You’re a panelist for NPR’s “Wait, Wait Don’t Tell Me,” [which is recorded in Chicago], but do you have other Chicago connections? We’re something of a comedy town.

Sadly, other than just knowing a ton of Chicago comedy people who I adore, I have no connection to your people. I’ve always liked Chicago, I didn’t know that a city could be big and clean. I was just like, “How do they do that? Everyone’s just obeying? Putting things in the can?”

Before “Inside Amy Schumer,” you used to write for SNL and you’re surrounded by funny people all the time. What would you say is the quality that sets people who make it in comedy apart from people who don’t? What career advice do you have for Chicago’s aspiring comedians and comedy writers?

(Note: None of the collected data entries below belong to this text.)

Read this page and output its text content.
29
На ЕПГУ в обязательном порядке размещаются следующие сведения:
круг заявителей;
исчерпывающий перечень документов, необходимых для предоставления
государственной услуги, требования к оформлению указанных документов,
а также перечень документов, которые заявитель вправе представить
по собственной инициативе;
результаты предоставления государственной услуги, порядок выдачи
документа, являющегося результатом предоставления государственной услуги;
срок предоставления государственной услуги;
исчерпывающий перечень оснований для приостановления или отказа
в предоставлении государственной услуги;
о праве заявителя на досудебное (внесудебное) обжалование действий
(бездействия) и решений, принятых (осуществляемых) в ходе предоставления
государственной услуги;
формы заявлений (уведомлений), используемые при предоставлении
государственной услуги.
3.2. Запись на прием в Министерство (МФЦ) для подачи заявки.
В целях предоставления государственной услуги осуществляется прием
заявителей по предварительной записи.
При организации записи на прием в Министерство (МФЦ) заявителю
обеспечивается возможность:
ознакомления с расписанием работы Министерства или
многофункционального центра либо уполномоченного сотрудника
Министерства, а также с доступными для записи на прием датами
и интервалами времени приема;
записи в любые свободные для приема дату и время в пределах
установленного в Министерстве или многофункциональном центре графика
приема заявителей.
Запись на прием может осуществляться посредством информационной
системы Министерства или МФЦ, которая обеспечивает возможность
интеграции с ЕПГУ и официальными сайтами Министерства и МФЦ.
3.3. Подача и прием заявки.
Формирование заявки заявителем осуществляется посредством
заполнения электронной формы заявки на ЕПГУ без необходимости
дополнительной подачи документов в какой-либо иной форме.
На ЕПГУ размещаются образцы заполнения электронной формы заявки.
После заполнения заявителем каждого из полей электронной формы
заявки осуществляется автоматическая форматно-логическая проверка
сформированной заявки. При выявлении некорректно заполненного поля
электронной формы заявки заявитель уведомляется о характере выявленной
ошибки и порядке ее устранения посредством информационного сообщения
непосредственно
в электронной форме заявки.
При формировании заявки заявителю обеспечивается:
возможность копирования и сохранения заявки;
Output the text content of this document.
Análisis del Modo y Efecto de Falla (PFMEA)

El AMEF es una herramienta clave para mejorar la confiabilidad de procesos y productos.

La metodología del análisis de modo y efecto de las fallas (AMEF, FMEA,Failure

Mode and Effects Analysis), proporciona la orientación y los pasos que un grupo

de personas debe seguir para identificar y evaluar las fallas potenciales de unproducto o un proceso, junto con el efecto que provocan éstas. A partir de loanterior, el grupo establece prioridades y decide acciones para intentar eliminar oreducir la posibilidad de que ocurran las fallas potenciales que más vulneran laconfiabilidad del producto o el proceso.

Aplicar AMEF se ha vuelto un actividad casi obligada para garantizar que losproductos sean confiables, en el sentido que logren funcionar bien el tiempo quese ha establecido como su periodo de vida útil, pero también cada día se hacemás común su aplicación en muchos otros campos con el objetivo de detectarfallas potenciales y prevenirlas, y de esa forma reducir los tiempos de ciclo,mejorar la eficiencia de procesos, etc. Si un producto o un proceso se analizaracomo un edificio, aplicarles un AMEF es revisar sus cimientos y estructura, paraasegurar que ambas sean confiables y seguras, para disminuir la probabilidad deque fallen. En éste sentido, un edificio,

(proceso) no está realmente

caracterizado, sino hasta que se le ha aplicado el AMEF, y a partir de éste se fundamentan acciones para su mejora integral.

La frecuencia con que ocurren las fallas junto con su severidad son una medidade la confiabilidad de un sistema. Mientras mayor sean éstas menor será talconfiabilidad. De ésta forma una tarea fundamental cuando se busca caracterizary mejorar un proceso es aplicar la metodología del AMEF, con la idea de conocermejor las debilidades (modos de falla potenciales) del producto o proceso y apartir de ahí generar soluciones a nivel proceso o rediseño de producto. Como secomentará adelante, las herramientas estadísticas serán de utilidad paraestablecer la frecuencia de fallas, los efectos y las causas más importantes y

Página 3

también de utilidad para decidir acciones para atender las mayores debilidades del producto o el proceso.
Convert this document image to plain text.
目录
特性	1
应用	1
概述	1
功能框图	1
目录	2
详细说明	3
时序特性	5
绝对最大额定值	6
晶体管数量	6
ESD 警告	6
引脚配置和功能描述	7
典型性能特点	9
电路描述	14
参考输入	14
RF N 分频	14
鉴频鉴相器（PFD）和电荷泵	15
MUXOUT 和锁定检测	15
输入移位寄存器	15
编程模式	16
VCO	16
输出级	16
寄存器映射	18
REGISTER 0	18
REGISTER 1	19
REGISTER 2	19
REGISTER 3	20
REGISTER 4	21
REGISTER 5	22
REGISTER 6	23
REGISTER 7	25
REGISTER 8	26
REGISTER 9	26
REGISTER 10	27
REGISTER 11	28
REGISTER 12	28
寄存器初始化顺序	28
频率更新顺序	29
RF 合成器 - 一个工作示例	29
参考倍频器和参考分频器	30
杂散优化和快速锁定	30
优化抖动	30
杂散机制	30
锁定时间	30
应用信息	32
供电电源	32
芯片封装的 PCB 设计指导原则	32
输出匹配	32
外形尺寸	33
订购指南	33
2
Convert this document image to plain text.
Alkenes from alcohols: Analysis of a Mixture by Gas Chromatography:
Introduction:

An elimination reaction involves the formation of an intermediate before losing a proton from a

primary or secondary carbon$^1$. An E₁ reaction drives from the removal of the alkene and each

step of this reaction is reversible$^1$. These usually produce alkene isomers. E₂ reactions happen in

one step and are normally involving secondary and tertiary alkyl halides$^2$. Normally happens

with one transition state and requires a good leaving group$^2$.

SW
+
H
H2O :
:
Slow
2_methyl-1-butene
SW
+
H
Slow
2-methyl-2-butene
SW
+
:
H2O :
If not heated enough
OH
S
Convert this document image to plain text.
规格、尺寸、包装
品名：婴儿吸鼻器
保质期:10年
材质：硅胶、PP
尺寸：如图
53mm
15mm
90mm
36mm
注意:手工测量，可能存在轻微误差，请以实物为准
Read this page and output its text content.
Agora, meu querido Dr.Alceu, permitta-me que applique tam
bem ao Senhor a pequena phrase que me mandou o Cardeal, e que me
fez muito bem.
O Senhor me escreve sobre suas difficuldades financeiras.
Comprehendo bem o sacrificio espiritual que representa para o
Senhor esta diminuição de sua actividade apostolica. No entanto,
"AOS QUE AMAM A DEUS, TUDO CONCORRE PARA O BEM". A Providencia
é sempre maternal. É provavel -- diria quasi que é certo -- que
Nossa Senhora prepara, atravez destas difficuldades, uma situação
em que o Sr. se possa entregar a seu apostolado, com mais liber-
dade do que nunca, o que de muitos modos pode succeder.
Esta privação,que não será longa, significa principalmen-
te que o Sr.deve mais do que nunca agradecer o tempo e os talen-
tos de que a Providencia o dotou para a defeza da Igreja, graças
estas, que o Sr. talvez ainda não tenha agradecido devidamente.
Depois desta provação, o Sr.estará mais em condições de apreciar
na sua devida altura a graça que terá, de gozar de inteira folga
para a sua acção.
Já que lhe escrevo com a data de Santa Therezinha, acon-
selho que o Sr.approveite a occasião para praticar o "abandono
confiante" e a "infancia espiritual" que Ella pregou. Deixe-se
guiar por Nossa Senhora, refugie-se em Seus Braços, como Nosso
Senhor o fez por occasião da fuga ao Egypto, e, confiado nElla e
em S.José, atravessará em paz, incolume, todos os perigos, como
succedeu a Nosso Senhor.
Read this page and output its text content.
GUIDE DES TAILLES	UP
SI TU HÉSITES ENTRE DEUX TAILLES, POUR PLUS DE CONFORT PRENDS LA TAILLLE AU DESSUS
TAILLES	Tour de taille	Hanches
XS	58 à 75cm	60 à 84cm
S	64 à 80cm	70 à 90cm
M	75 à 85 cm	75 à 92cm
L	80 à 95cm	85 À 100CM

The first quality, and I guess this applies to everything, is perseverance. Persevering and sticking with it and a certain level of fearlessness, if we can define fearlessness not as the absence of fear but the ability to overcome fear. And then, I guess, being funny. And maybe some vulnerability. If you are somebody who wants to perform, just make sure you’re performing and if you’re somebody who wants to write, just make sure you’re writing. It’s so amazing to me, I’m a billion years old, I grew up without the interwebs, but everyone can be making something [now] without having to wait for someone’s green light and so that’s the main thing. I’m so intimately familiar with being paralyzed by the fear of starting and the fear of creating. And you think, well when will I be a writer? And it is kind of hackneyed advice but it’s when you start and keep going.